What is a perfect National Guardsman? In the tradition of the Minuteman or Florida’s own Spanish Milicia, the perfect Guardsman must be a citizen engaged in the pursuits of a normal civilian life. He must also be a soldier, trained, equipped and willing to defend his nation from its enemies. He must be ready to assist the people of his state recover from the ravages of nature or chaos of civil unrest. He should be active in community affairs and have strong commitments to family and friends. All of his decisions and actions must be based on a profound understanding and acceptance of the virtues: duty, honor, country. In short, he must be like Sumter Lowry, Florida’s Perfect Guardsman.
Sumter Lowry was a Floridian, born in St. Augustine during a hurricane in 1893. The birth occurred in a civilian family house, but on property overlooking the Castillo San Marcos, then known as Fort Marion. This juxtaposition of the civilian and military was to be a major theme of Lowry’s life for most of the following 90 years.
Lowry attended grammar and high school in Tampa. He received his college education at the Virginia Military Institute. After graduation in 1914, he returned to Tampa and formed Company H, 2nd Florida Infantry. During the next two years he also began his business career and his family. As a citizen-soldier, Lowry needed a civilian profession. He became a businessman and was extremely successful. He owned several industrial enterprises, was a land developer in Florida and North Carolina, and he founded Liberty Life Assurance Company, now known as Gulf Life. All of his enterprises were successful and freed him from financial concerns for most of his life.
As a citizen of Florida and active member of his community, Lowry served on the boards of numerous civic service organizations, supported a number of private charities and contributed money, time and equipment to many public organizations. He was a dedicated family man, and not just to his immediate family. He was an enthusiastic supporter of all activities associated with the extended Lowry-Avery-Parkhill clans of Florida and South Carolina.
Lowry was also a soldier of his state. He was called out many times to help preserve civil order and assist those suffering from the effects of storms and floods. It was Lowry who, faced by a large and angry mob in 1917, lined up his few soldiers and told the crowd he’d shoot anyone who crossed the line. A voice in the back of the crowd said he knew Lowry and guessed he’d do what he said. The crowd went home. It was Lowry, when another riotous and violent crowd set up a machine gun to use against the police and soldiers guarding a prisoner, responded by setting up a machine gun of his own. When the mob leaders directed fire at Lowry’s men, he had them fire back. The riot ended a short time later with Lowry’s men in control.
But a Guardsman does not only serve his private interests and those of his state. A guardsman may be called to serve his nation. Lowry was called to national service on three occasions. He served with the 2nd Florida on the Mexican Border in 1916-1917, and with the 1st Division during the First Wold War. He was commander of the 56th Artillery Brigade, 31st Division, during the Second World War and served with them in the New Guinea campaign against the Japanese.

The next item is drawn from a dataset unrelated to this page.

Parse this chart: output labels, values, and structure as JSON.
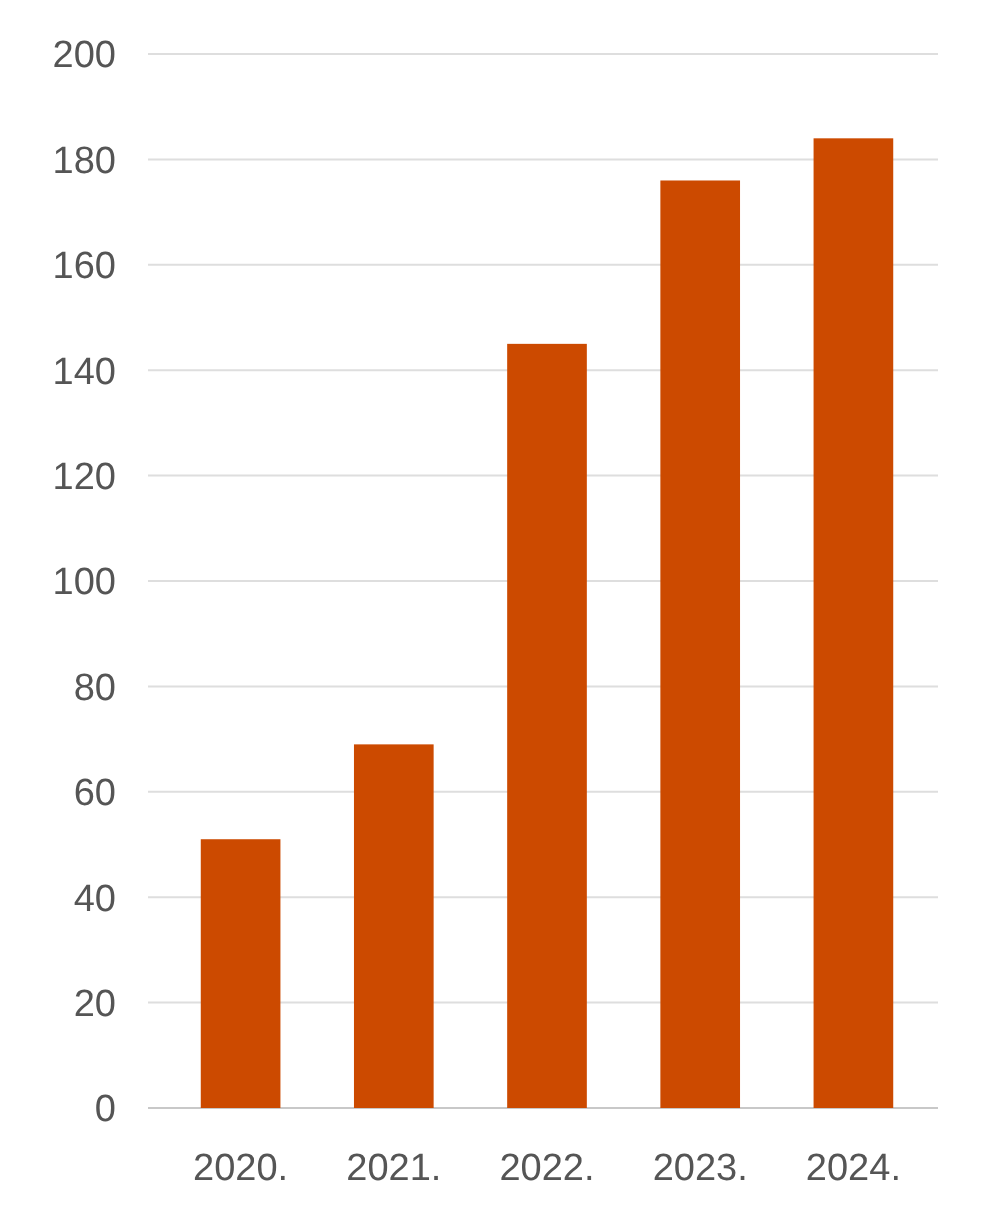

A grateful government awarded him the Distinguished Service Medal for his service in the South Pacific.
Following the Second World War, Sumter Lowry commanded the 51st Division, National Guard. He retired to civilian life in 1952, a Lieutenant General in the Florida National Guard. For the next 30 years, until his death at age 91 in 1985, he continued active in business, community affairs and politics. He remained interested in the Florida guard and established the Lowry Award, given annually to a Florida Guardsman who best demonstrates those virtues of patriotism, leadership and service to community, state and nation both as a soldier and as a civilian. In effect, it’s an award for those who most reflect the life and character of Florida’s Perfect Guardsman, Sumter deLeon Lowry.